OTTAWA CITIZEN, By Blair Crawford
An online petition protesting the location of the Memorial to the Victims of Communism has garnered nearly 1,000 signatures and continues to grow, says one of the University of Ottawa students behind it.
The Move the Memorial Petition and a Facebook page by the same name was started in February, says Kayla Carman, an anthropology student.
“We’re focusing on the location,” Carman said. “Anybody has the right to memorialize whatever they want, but you have to go through the same processes as everyone else. The location was not approved by the body that’s supposed to be in charge of that land.
“We see the location as something that should not be a source of division — not a source of controversy — and the controversy here is loud. Whatever goes in that spot should be for everyone.”

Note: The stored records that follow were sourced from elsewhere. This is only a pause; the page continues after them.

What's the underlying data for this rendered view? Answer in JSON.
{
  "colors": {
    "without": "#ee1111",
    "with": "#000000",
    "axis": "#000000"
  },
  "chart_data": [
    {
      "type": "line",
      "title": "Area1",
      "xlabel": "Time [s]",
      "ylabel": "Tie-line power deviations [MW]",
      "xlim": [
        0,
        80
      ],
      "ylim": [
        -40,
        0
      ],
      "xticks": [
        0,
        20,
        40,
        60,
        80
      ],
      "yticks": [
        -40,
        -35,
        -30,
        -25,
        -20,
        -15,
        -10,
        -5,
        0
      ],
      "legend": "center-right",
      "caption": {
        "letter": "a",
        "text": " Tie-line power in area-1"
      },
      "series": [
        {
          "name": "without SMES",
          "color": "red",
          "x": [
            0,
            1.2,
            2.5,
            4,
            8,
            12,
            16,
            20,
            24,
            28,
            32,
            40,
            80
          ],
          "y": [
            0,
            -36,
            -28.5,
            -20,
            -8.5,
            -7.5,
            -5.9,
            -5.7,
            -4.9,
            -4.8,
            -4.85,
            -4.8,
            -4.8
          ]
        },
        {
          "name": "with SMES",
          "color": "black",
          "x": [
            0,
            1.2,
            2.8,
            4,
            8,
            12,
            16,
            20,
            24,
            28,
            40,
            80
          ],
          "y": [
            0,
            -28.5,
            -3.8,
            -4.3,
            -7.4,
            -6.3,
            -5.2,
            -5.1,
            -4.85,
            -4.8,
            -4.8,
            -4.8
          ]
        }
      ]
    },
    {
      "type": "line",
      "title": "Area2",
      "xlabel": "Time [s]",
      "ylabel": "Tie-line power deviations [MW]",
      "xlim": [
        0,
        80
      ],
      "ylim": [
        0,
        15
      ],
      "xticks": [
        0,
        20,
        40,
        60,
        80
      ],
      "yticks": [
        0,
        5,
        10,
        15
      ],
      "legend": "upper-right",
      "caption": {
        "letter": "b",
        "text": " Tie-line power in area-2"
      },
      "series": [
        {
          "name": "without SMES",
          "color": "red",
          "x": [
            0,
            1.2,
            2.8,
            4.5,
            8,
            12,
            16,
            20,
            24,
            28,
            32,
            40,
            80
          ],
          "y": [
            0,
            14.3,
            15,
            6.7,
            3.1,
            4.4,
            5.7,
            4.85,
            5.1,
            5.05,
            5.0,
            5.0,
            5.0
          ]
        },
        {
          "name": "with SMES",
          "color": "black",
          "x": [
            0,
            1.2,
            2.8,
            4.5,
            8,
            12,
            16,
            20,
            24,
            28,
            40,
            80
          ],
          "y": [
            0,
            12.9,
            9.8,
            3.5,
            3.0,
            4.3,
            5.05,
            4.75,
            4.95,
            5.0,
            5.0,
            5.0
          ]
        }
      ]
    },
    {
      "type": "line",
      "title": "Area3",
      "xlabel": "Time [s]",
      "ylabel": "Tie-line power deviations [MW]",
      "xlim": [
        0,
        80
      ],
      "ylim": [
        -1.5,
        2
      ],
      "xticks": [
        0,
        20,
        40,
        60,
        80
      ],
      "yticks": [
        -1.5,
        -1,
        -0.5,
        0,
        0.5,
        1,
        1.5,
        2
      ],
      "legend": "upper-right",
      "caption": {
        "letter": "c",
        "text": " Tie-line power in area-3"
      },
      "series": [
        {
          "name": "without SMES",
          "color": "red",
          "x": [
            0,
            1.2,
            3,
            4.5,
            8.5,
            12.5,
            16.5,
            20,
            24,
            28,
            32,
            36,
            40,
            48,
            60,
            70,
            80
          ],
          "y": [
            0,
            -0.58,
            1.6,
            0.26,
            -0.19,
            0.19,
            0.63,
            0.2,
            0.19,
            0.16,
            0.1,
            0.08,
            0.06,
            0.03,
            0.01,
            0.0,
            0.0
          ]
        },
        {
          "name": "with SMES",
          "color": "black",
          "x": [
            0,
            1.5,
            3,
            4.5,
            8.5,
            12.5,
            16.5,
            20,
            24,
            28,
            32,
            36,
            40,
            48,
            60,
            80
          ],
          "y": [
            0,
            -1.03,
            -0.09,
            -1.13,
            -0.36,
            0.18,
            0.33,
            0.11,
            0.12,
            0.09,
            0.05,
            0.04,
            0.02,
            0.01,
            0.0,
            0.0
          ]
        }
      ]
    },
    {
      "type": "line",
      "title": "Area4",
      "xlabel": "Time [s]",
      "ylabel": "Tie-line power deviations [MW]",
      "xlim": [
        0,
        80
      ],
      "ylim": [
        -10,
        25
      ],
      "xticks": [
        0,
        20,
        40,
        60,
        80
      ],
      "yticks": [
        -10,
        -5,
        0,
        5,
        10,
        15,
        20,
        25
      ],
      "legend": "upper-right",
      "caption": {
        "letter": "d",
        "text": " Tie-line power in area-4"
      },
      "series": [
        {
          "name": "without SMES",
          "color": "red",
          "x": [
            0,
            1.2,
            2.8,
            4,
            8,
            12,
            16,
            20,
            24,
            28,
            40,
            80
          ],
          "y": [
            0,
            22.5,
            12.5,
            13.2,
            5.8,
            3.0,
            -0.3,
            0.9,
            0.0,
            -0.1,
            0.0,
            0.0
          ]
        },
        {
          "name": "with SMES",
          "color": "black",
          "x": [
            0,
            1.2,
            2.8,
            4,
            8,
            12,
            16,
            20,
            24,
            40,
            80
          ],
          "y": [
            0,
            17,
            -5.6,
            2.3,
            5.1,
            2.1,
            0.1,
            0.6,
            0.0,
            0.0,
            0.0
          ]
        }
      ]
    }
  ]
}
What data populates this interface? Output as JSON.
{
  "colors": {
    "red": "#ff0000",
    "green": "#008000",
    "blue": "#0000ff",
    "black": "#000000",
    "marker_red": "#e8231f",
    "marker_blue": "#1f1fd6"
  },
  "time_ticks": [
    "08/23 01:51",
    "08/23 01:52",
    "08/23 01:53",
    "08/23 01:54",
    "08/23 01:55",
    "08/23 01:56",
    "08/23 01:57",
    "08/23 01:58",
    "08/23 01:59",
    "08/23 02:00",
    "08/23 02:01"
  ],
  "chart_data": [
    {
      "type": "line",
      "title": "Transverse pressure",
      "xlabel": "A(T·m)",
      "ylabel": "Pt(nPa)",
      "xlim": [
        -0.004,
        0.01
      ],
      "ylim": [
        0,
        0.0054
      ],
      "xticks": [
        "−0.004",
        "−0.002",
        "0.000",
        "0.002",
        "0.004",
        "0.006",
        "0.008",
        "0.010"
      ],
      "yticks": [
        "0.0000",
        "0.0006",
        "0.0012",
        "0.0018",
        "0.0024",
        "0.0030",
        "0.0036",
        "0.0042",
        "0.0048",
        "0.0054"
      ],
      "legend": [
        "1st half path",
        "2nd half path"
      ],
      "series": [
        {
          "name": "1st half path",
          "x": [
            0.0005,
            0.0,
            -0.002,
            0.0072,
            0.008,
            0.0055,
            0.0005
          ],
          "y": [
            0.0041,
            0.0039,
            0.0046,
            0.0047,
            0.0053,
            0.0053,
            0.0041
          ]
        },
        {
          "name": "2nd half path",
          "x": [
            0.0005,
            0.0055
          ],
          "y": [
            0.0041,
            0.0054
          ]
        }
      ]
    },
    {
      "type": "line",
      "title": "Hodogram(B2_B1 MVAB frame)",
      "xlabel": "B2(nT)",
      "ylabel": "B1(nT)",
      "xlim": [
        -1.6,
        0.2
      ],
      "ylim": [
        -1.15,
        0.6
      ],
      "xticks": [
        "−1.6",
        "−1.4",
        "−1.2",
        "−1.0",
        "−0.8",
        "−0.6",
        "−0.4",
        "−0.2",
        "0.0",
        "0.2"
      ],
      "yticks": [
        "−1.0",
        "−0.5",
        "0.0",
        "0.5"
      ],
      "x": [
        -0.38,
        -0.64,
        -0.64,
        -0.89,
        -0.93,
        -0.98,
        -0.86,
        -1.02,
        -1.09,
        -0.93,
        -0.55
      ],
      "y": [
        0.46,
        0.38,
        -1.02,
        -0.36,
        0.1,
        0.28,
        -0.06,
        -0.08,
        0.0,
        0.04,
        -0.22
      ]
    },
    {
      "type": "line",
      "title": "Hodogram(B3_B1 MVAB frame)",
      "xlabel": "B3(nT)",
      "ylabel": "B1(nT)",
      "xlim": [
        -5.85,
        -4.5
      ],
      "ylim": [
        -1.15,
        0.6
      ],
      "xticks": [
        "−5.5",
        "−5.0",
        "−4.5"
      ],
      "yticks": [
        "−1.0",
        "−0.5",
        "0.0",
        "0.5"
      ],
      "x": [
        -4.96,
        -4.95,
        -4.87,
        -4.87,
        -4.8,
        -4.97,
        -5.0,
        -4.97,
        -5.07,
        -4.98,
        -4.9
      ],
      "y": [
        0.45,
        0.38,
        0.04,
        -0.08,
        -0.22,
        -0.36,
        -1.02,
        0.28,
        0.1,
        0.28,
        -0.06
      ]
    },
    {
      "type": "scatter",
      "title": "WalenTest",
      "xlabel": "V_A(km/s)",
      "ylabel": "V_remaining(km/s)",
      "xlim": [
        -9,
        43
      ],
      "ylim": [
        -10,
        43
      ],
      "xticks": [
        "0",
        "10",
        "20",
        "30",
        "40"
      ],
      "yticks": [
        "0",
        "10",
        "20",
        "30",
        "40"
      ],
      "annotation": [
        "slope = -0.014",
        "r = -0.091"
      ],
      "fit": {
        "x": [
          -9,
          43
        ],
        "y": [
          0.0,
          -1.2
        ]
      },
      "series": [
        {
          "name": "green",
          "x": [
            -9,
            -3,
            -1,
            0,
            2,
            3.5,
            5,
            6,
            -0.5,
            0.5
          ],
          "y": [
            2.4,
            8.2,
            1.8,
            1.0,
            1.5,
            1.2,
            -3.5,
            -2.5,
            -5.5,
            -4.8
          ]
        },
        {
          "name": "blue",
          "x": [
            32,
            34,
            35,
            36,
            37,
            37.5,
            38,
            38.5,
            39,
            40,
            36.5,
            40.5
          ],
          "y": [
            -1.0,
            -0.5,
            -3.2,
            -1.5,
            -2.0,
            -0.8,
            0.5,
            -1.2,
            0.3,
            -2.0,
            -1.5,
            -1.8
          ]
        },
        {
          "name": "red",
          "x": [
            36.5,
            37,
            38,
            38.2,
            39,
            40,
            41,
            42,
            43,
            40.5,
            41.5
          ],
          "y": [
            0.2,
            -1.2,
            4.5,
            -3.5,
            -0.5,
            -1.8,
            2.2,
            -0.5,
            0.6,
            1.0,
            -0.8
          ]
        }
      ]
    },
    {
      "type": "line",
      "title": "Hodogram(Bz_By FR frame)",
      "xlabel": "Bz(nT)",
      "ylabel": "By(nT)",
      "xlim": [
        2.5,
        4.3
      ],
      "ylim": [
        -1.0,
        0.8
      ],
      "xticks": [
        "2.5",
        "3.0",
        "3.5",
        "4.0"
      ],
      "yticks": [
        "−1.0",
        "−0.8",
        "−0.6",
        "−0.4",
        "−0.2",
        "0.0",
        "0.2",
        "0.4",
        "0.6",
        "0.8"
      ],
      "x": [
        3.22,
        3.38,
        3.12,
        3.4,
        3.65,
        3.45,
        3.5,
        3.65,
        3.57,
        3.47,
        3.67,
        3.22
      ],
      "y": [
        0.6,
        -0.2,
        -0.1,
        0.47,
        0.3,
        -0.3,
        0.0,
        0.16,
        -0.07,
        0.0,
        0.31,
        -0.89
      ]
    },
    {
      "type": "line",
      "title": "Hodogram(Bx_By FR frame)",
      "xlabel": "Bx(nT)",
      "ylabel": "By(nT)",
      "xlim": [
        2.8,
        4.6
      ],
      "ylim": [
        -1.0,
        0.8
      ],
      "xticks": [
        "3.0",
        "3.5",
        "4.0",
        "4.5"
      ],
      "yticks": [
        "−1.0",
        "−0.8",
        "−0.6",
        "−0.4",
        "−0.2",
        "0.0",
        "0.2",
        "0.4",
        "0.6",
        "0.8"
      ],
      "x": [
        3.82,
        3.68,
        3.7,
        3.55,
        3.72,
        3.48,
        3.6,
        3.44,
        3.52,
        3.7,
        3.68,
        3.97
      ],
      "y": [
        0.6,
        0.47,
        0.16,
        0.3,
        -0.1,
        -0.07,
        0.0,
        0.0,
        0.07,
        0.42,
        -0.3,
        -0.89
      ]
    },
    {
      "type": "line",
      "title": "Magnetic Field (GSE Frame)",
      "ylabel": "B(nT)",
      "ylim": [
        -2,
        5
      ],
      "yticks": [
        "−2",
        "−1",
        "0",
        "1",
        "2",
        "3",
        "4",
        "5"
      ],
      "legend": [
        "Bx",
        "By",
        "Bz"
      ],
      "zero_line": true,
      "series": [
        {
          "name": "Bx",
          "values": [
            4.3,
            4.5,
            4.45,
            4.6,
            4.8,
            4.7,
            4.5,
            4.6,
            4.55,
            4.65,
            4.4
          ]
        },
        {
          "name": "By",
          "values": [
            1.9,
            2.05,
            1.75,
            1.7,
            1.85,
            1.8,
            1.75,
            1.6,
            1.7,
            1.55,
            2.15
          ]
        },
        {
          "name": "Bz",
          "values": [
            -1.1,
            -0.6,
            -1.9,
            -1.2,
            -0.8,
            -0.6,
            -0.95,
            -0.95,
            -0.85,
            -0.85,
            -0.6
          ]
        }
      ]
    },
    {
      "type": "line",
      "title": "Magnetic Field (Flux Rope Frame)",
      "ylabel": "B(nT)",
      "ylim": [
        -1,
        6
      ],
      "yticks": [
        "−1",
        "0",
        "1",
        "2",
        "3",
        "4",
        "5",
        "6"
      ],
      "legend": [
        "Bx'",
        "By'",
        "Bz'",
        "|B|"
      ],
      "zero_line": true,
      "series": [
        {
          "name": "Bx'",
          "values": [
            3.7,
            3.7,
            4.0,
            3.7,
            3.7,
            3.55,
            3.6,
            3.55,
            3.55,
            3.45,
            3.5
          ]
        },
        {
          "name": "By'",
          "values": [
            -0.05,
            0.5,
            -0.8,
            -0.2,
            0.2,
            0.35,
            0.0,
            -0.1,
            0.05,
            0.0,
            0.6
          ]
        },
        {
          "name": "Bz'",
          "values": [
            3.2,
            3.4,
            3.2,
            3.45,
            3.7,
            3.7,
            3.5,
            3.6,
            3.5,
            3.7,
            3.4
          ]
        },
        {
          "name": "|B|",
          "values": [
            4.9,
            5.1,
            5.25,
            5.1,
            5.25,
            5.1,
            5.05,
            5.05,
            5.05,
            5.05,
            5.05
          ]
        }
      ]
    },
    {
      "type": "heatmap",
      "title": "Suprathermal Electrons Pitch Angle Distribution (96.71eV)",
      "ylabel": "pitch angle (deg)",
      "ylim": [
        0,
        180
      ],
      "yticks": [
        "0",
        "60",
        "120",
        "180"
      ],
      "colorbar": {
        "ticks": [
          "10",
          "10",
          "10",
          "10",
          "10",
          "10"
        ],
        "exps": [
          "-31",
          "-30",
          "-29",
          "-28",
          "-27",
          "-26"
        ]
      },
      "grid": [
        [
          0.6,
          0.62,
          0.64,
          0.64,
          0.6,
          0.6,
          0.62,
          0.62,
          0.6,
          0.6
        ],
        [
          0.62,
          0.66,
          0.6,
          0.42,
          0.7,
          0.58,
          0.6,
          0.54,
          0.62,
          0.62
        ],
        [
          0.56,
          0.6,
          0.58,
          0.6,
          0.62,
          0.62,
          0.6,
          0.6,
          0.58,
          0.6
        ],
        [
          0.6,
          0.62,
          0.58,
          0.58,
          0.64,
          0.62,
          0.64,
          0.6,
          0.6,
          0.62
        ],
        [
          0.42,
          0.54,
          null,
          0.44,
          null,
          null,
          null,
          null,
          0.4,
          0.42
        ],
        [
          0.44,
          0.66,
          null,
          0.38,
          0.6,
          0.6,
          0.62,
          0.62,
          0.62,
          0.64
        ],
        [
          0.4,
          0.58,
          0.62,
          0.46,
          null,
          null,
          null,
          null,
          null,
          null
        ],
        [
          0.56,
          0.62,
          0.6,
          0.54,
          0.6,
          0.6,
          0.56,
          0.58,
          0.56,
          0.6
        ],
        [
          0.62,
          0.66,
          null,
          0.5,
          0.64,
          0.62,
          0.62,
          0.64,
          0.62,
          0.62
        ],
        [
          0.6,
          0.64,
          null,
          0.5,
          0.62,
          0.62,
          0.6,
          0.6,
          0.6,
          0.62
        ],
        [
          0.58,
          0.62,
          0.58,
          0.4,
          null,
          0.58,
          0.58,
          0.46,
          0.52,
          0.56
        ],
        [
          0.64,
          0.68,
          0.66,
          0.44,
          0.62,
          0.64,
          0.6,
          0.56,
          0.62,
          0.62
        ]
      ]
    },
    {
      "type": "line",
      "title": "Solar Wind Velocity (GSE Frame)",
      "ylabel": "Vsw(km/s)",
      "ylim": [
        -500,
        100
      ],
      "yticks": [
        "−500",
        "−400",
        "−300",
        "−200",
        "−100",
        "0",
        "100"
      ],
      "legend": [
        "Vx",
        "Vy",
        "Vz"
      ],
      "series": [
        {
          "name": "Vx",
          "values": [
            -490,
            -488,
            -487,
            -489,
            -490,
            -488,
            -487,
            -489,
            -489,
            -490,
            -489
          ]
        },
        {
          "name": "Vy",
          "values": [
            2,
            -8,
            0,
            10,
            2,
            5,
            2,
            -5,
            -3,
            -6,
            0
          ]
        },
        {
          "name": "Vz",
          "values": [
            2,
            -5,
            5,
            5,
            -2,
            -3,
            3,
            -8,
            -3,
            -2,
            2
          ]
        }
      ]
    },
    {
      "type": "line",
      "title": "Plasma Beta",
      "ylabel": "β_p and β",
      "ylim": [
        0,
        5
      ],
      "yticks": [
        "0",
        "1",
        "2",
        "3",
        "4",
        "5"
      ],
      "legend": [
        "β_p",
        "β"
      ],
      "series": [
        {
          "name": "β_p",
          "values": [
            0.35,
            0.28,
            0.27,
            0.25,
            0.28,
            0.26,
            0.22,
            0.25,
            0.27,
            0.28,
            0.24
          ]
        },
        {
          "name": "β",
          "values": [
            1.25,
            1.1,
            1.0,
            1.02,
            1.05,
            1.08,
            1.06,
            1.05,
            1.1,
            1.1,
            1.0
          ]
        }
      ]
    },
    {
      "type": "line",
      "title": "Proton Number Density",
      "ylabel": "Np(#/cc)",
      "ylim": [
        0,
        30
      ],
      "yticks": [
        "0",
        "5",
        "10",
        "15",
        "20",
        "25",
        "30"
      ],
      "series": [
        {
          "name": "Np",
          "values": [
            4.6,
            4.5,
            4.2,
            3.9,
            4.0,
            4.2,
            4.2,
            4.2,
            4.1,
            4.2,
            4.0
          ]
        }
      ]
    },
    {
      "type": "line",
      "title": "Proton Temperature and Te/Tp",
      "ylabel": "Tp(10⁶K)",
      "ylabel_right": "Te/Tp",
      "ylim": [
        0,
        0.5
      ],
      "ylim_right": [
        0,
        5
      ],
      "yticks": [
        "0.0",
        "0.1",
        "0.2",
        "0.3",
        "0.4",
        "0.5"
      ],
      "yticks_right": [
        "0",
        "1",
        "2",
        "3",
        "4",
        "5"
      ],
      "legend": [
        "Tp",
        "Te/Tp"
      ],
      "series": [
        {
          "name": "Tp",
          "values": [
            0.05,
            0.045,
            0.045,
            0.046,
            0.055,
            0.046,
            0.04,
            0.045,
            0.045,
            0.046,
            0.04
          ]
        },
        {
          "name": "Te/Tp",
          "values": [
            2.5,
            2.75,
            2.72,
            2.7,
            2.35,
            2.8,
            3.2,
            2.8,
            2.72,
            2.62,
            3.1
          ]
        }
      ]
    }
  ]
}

The memorial is backed by a charity, Tribute to Liberty, and is to be built on a 5,000-square-metre site on Wellington Street near the Supreme Court of Canada, a spot once designated for a new federal court building. The monument is expected to cost $5.5 million of which $3 million will be paid for by the government. Its original cost was listed at $1.5 million, to be raised entirely through private donations.
The petition is the latest voice in a growing chorus opposed to the memorial’s location, which includes Mayor Jim Watson, Ottawa architect Barry Padolsky, Shirley Greenberg, an architect who was on the jury that chose the winning design, and the Royal Architectural Institute of Canada.